PRP治療を否定したい訳ではないので説明しておくと、PRP治療自体は非常に良い治療で、正しく丁寧に行えば自分の血小板血漿に含まれる成長因子成分によって線維芽細胞を刺激して肌のハリを出すことができ、自分の細胞なのでアレルギーのリスクは全くない上に効果も高い良い治療です。そして成長因子を添加して施術することも、悪い訳ではありません。加える成長因子を緻密にコントロールし、独自の技術でちょうど良い状態にできる治療を行えるドクターやクリニックはあることでしょう。
問題はその一部に、膨らみ過ぎて元に戻らなくなってしまっている状態の方がいるという事実です。しかもそういった患者様に治療を受けたクリニックを聞いて、ホームページや広告を見てみると、かなり広告集客に力を入れていそうだと感じます。どんな治療でもこだわりと愛情を持ってドクターが施術していればそうそう変なことは起こらないと思っていますが、それらの広告やホームページからはそこまでのこだわりや安全に対する配慮があまり感じられません。こだわりがないとは信じたくありませんが。
濃縮したPRPで本当にそこまで膨らむのかわかりませんし、成長因子を加えるときの注意なども本当はあるのかもしれません。逆に良い情報があったら教えて欲しいと思います。私はPRP治療を実際に患者様に施術することはありませんし今までも経験ありませんので、一般的な医師としての知識や情報はあるつもりですがより臨床に沿ったことや具体的な情報、最新のPRP治療については詳しくありません。
ただ、PRP治療によって膨らみ過ぎた額や頬を見ると、なんともできない悔しさはあります。ヒアルロン酸であれば溶かすことや修正することができるし、脂肪注入も溶解することはできます。また、非吸収性のフィラーであっても一応外科的に除去することもできます。でも増殖してしまった自分の細胞は簡単に減らせず、ケナコルトでは広範囲を綺麗に縮小させることが困難で凸凹が残ったり、一時的に縮んでも再度膨らんでくることもあるようです。その他の方法を試してみてもできなくて、もう皮膚ごと切り取って除去するしかないのでは、という状態の方もいます。
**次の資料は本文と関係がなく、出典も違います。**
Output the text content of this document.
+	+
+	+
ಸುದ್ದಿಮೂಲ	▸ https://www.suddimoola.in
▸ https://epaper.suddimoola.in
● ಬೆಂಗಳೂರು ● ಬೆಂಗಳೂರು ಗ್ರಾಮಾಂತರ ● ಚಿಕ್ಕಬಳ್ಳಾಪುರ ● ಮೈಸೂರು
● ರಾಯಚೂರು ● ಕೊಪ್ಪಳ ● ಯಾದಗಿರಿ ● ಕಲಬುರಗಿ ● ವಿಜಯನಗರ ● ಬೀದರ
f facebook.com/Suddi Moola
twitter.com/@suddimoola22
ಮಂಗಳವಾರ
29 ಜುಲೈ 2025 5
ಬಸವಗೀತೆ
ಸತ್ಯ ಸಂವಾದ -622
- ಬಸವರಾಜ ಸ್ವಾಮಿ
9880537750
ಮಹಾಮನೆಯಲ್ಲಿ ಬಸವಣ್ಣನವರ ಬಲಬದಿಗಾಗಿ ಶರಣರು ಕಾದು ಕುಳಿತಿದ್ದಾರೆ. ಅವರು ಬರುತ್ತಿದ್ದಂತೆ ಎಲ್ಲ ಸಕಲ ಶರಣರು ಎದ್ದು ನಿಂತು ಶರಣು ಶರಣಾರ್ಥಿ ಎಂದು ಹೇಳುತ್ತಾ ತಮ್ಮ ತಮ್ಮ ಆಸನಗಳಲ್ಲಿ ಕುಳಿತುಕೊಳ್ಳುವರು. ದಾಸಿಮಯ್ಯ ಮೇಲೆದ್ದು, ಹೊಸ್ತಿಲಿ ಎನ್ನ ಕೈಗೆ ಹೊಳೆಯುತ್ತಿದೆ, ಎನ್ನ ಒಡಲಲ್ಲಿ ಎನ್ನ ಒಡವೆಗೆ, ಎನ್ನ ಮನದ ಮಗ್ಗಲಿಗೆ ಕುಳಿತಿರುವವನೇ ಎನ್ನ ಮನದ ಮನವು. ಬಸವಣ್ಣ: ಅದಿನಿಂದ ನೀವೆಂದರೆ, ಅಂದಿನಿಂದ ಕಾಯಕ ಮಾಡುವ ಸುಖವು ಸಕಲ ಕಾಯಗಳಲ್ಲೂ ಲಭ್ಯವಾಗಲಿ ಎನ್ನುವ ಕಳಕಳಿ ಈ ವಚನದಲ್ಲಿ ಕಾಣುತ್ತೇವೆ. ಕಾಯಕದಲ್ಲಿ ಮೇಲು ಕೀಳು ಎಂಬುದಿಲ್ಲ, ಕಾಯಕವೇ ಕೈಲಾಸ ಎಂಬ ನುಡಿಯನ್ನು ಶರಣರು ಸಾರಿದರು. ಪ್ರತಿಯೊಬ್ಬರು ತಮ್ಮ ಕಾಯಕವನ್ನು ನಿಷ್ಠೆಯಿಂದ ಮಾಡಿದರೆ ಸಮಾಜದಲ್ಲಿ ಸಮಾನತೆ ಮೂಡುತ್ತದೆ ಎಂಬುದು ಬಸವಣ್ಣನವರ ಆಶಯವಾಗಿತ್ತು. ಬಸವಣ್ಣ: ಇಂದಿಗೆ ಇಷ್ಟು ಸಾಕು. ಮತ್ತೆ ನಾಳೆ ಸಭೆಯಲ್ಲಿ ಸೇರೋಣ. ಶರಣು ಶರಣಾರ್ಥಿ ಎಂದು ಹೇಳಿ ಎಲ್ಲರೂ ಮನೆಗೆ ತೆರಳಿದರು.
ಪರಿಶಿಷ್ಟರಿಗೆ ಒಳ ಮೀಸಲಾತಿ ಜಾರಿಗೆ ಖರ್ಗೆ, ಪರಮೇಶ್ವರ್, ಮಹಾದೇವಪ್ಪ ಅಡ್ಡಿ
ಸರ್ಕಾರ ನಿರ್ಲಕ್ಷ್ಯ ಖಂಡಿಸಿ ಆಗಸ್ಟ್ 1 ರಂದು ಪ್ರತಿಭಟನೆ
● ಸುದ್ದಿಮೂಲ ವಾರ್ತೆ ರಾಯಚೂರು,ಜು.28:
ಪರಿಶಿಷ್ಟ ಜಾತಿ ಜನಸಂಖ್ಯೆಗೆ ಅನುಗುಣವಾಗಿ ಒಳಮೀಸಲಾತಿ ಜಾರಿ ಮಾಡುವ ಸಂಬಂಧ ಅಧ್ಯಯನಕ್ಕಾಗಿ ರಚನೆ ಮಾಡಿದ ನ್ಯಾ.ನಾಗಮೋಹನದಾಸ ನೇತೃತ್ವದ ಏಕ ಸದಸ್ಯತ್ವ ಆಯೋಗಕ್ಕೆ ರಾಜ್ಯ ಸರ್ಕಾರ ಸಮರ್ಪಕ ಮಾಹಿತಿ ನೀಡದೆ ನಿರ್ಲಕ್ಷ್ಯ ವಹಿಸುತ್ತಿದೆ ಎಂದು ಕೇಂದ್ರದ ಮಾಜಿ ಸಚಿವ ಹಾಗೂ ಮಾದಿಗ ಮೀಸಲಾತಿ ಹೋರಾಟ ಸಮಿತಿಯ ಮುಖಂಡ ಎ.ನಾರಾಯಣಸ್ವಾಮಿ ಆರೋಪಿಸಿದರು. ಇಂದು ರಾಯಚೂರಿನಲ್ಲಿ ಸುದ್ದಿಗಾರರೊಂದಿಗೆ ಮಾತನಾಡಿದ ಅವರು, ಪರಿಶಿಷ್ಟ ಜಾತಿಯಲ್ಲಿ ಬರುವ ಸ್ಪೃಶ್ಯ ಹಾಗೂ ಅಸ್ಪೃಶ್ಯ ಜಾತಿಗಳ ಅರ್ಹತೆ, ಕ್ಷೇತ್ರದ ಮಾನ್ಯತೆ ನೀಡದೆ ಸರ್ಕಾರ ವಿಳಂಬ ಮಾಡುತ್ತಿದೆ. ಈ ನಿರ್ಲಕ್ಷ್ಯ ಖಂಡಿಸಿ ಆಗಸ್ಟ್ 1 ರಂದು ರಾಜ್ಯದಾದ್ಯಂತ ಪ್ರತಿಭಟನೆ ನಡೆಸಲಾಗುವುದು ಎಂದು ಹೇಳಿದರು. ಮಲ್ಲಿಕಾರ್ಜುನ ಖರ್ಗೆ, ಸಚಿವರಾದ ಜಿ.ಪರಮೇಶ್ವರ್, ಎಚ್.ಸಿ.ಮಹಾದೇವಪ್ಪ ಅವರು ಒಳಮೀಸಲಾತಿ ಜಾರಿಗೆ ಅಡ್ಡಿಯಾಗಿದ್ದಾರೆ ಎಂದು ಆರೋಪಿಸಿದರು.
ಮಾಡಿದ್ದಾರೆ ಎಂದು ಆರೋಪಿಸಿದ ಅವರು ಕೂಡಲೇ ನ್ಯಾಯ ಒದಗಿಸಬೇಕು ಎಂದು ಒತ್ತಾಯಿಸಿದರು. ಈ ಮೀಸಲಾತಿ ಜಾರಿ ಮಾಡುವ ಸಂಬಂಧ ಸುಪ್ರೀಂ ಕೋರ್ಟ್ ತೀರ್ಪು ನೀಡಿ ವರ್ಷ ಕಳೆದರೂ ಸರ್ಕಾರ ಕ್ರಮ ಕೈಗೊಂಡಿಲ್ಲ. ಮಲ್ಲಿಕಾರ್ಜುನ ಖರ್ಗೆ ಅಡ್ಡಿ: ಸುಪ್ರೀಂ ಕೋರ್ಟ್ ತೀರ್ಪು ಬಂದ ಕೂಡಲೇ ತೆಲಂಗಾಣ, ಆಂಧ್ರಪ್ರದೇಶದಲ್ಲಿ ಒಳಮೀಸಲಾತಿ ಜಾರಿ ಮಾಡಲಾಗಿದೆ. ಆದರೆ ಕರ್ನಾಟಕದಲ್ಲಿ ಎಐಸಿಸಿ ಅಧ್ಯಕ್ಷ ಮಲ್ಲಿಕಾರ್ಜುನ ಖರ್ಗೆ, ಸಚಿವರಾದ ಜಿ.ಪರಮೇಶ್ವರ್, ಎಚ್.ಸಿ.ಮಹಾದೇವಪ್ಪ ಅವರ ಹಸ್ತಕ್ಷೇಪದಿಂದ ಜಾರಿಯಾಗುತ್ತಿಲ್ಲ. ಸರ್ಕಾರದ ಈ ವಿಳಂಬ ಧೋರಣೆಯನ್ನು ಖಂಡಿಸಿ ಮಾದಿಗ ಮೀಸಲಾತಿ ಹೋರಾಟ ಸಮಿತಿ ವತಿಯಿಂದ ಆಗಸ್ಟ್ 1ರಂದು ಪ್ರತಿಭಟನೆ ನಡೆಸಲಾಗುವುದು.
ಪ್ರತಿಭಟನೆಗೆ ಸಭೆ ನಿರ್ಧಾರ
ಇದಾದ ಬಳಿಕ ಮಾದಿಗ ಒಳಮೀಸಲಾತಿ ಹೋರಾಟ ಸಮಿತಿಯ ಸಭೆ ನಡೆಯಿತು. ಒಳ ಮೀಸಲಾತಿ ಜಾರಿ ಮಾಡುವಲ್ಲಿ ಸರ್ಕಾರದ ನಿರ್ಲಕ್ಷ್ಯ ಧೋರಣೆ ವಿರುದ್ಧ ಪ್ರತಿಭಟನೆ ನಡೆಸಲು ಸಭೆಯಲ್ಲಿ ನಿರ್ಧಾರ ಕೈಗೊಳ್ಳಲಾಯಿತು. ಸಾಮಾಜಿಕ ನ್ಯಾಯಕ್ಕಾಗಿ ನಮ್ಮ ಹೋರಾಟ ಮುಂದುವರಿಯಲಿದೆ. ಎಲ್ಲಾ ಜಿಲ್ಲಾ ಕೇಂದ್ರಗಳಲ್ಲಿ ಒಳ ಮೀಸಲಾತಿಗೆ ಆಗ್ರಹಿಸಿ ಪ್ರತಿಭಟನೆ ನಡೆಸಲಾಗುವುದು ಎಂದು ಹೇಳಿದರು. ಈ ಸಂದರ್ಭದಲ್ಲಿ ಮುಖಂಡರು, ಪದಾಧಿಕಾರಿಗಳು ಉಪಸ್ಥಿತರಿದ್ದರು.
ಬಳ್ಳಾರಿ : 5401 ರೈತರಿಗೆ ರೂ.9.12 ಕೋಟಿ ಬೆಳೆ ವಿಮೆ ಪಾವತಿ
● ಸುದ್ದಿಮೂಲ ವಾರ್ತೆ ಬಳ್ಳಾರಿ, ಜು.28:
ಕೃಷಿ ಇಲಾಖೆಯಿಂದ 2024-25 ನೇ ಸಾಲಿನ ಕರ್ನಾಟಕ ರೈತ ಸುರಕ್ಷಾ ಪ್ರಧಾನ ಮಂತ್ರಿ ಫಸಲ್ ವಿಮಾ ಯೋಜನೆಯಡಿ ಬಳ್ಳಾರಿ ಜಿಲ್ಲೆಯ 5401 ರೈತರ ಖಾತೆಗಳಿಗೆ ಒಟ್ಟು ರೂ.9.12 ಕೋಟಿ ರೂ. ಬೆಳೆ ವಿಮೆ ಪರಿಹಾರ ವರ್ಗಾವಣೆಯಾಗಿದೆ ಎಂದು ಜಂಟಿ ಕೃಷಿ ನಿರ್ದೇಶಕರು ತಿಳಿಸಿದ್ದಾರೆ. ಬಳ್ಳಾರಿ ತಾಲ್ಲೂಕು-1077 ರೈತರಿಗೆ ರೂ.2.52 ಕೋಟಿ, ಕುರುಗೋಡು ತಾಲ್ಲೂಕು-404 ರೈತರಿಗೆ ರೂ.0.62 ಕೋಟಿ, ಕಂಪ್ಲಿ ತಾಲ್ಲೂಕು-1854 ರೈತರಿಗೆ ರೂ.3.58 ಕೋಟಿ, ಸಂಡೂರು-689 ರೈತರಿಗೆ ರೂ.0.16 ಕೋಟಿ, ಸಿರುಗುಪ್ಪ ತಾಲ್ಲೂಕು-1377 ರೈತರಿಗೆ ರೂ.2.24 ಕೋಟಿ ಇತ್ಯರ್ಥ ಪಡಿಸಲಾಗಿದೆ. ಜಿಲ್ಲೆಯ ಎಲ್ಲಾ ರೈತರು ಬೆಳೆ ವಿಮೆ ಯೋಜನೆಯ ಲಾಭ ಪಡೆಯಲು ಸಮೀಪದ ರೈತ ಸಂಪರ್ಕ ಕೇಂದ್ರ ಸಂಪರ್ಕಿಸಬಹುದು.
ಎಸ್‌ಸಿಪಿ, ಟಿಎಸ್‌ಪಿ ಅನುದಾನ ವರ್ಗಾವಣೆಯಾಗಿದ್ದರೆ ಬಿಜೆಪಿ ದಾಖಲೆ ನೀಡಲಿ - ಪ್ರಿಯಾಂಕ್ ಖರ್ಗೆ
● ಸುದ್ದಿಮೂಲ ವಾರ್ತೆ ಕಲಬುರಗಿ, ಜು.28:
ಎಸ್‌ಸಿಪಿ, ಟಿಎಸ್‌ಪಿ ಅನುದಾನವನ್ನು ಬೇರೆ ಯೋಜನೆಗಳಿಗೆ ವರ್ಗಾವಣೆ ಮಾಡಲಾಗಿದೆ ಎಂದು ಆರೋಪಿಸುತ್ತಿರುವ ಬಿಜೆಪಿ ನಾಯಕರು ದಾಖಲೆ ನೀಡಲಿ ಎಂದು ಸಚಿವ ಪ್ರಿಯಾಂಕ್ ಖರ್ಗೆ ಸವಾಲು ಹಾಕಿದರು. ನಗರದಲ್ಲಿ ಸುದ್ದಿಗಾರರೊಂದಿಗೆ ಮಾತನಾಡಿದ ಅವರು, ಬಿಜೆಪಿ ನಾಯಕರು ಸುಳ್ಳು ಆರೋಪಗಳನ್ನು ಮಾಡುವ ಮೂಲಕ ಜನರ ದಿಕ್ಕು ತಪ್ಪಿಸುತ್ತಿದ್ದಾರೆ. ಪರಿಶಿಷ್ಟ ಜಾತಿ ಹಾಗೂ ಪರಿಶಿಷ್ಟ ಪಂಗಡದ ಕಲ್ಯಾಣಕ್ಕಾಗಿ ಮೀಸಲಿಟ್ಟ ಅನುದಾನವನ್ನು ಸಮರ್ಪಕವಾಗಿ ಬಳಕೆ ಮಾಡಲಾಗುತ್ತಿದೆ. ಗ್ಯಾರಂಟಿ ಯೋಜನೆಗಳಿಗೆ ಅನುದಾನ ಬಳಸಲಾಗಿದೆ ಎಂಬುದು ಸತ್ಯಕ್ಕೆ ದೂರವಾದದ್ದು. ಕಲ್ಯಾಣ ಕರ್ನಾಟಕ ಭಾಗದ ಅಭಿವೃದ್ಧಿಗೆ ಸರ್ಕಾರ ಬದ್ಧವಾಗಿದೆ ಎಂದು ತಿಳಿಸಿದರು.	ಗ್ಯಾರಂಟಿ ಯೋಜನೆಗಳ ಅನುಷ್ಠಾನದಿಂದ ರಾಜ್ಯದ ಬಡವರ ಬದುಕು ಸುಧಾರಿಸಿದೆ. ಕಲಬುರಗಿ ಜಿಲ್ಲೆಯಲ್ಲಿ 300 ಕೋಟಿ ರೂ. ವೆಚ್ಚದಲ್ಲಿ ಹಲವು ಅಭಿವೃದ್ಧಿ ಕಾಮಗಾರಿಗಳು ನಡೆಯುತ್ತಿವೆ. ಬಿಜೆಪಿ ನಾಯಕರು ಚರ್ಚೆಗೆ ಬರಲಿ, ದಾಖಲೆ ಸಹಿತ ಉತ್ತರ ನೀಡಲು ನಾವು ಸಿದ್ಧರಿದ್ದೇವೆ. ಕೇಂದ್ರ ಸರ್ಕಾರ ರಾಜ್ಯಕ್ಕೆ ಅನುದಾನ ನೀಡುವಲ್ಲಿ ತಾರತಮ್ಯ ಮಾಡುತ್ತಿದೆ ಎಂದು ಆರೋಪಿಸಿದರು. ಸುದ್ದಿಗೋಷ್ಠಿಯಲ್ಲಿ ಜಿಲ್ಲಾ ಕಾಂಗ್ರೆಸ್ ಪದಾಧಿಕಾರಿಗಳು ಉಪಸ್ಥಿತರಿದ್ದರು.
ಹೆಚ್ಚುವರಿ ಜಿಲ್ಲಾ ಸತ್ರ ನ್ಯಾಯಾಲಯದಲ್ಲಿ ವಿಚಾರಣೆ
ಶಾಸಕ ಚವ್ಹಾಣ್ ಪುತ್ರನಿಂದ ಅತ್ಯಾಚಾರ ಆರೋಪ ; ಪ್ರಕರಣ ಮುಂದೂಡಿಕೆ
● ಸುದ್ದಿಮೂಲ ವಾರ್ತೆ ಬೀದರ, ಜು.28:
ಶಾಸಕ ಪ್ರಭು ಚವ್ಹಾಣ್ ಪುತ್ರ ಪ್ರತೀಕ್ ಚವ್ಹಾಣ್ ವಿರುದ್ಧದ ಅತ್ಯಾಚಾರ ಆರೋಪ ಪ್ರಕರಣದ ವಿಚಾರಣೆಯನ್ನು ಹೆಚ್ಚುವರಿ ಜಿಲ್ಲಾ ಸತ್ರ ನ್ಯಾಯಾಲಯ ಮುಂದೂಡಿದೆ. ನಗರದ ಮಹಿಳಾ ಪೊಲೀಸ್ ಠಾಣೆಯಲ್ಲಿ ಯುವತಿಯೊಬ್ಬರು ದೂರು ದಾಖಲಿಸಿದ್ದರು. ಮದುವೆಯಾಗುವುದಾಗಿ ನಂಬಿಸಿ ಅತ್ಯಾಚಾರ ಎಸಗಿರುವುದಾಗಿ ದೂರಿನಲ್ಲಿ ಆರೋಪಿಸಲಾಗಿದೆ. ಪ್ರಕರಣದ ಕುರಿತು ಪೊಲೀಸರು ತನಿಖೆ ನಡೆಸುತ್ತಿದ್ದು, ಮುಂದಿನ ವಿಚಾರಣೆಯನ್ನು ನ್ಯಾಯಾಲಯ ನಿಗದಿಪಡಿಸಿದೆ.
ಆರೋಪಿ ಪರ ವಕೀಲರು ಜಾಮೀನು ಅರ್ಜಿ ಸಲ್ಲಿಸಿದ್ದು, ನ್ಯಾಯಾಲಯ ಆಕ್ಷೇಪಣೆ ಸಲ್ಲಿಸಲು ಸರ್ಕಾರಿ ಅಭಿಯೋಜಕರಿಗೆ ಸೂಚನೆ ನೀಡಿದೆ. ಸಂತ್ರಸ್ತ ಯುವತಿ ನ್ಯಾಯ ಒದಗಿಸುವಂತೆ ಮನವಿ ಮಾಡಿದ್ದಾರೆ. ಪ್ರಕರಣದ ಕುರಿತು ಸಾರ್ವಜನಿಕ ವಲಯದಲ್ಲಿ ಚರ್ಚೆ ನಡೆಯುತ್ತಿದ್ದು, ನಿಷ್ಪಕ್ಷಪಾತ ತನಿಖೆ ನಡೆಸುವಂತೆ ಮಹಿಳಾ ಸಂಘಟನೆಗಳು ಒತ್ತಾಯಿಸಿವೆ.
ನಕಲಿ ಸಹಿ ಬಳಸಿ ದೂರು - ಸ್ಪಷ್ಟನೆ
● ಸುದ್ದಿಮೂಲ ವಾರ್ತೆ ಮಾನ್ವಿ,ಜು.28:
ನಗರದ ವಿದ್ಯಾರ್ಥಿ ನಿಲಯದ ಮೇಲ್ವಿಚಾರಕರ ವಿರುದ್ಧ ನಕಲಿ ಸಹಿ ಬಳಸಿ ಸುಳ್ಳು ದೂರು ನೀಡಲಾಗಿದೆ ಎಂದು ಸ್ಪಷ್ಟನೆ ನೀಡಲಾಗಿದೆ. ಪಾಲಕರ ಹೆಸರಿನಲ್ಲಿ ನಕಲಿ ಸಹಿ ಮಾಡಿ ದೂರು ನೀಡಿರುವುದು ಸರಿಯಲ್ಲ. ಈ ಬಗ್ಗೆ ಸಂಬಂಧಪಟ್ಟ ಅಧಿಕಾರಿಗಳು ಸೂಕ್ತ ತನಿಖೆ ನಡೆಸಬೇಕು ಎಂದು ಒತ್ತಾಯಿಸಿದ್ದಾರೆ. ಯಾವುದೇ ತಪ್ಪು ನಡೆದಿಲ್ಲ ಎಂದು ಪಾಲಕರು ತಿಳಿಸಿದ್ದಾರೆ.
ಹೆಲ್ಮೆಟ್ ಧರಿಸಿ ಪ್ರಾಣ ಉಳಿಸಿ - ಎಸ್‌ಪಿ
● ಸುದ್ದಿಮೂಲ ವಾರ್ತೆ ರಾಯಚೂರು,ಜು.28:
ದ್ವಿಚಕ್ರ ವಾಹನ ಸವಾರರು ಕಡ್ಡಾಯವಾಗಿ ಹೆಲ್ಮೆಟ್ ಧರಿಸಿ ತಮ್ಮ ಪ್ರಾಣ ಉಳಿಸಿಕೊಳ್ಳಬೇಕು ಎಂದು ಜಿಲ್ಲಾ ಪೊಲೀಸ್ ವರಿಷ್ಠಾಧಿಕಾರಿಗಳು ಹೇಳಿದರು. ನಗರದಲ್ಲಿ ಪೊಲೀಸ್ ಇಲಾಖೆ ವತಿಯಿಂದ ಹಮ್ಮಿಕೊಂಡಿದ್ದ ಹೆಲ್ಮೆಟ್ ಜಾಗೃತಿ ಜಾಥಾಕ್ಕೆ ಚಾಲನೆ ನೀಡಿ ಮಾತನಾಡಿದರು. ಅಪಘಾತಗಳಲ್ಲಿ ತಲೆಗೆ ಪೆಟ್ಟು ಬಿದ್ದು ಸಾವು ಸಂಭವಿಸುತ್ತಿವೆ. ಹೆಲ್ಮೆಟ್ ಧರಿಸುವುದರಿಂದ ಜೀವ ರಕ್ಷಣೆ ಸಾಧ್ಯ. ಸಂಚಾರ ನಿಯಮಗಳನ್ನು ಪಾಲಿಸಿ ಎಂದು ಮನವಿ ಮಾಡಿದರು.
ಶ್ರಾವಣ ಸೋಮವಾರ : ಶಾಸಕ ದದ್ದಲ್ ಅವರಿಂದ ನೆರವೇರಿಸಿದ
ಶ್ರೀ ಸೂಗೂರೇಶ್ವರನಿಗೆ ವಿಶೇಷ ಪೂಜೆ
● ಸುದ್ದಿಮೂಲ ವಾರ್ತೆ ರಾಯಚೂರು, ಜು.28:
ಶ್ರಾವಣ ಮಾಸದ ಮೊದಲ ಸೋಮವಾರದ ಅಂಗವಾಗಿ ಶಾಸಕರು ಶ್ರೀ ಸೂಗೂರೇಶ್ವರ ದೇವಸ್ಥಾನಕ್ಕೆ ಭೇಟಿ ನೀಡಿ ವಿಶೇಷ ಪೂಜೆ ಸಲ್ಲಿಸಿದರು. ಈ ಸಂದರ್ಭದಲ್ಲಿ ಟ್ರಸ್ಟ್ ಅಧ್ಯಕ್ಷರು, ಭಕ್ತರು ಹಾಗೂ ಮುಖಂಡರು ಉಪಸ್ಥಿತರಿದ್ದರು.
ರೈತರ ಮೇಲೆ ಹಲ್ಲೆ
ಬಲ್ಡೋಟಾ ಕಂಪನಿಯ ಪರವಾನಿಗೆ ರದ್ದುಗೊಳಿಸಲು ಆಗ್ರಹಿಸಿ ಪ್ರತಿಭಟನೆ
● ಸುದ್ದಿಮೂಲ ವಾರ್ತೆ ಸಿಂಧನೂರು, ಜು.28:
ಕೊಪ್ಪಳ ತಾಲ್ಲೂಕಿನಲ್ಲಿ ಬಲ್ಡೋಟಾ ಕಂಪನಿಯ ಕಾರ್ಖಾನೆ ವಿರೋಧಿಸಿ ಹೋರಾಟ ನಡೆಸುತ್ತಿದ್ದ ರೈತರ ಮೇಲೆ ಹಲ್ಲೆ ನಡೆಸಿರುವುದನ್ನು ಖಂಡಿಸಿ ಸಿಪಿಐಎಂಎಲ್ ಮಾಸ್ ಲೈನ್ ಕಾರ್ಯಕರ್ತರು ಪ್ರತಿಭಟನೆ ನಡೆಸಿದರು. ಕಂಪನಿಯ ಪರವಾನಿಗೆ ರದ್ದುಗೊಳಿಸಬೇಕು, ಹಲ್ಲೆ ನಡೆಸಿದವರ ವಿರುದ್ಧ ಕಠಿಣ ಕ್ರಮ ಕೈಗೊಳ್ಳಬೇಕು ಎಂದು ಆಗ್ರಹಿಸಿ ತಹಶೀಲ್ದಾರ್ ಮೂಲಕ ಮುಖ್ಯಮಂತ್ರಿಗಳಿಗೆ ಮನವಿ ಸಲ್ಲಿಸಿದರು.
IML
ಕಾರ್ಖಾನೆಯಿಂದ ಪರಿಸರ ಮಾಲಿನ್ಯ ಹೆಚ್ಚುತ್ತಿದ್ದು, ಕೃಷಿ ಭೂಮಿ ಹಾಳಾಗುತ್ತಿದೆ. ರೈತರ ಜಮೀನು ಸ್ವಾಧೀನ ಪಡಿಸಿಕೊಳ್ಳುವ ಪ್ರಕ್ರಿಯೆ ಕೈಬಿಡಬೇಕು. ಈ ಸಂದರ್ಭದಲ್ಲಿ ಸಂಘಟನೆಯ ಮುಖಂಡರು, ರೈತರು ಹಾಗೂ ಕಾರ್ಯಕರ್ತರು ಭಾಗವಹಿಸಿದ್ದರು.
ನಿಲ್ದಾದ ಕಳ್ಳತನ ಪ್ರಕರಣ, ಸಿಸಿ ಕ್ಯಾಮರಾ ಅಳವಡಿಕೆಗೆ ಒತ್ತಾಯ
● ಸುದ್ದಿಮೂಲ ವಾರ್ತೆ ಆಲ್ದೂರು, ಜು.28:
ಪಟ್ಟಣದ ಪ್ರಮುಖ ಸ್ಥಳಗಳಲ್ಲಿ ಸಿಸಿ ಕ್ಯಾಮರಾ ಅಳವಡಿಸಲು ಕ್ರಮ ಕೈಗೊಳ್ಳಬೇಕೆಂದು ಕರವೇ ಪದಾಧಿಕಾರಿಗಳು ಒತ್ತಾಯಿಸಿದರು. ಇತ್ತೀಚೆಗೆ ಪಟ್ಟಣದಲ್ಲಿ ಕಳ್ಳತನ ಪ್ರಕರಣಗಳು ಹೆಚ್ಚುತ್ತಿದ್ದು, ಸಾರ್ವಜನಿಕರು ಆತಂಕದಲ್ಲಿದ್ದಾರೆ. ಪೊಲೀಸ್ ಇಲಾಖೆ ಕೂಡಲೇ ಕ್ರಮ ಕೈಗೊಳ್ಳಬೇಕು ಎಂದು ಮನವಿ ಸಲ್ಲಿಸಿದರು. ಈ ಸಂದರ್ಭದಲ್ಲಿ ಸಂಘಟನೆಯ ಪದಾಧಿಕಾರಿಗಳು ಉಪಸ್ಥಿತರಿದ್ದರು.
注入治療でせめてできることと言えば、他の部分のラインを整えたり足りない治療を加えることで、PRPによって膨らんだ部分が少しでも目立たないように顔全体のバランスを整えてあげること。膨らみを減らすことはできなくても、膨らみが膨らんで見えないようにできれば良いし、顔の他の部分の立体感を増すことで膨らみを少し小さく見せることもできます。
それにしてもやはり治療の効果は非常に大きくて、その分リスクも高いということを再認識させられます。同じ美容と言っても美容医療とエステなどの美容ビジネスとは全く異なり、美容医療はやはり医学であってその効果は比べ物にならず、効果と副作用、リスクとのバランスを保って治療を行うことが大切です。
美容医療には様々な治療があって、それぞれに専門家がいてこだわりを持って治療に臨んでいます。治療のエビデンスもしっかりしたものが増え、いい加減な治療は減っています。治療には必ずリスクや副作用があり、かつ美容医療は最も表面的な治療で、患者様の考える美と必ずしも一致しないことがあるため、全ての患者様に100%満足してもらうのは難しいのですが、そんな状態からは明らかに外れる治療をしていてその後のフォローは無し、方法はあるのに修正はできない、と言い放つのはさすがにやり過ぎではないかと思ってしまいます。自分の治療を見直すべきです。
ちなみに全ての患者様を100%満足させることは難しいと言いましたが、それでも100%を目指すのがプロです。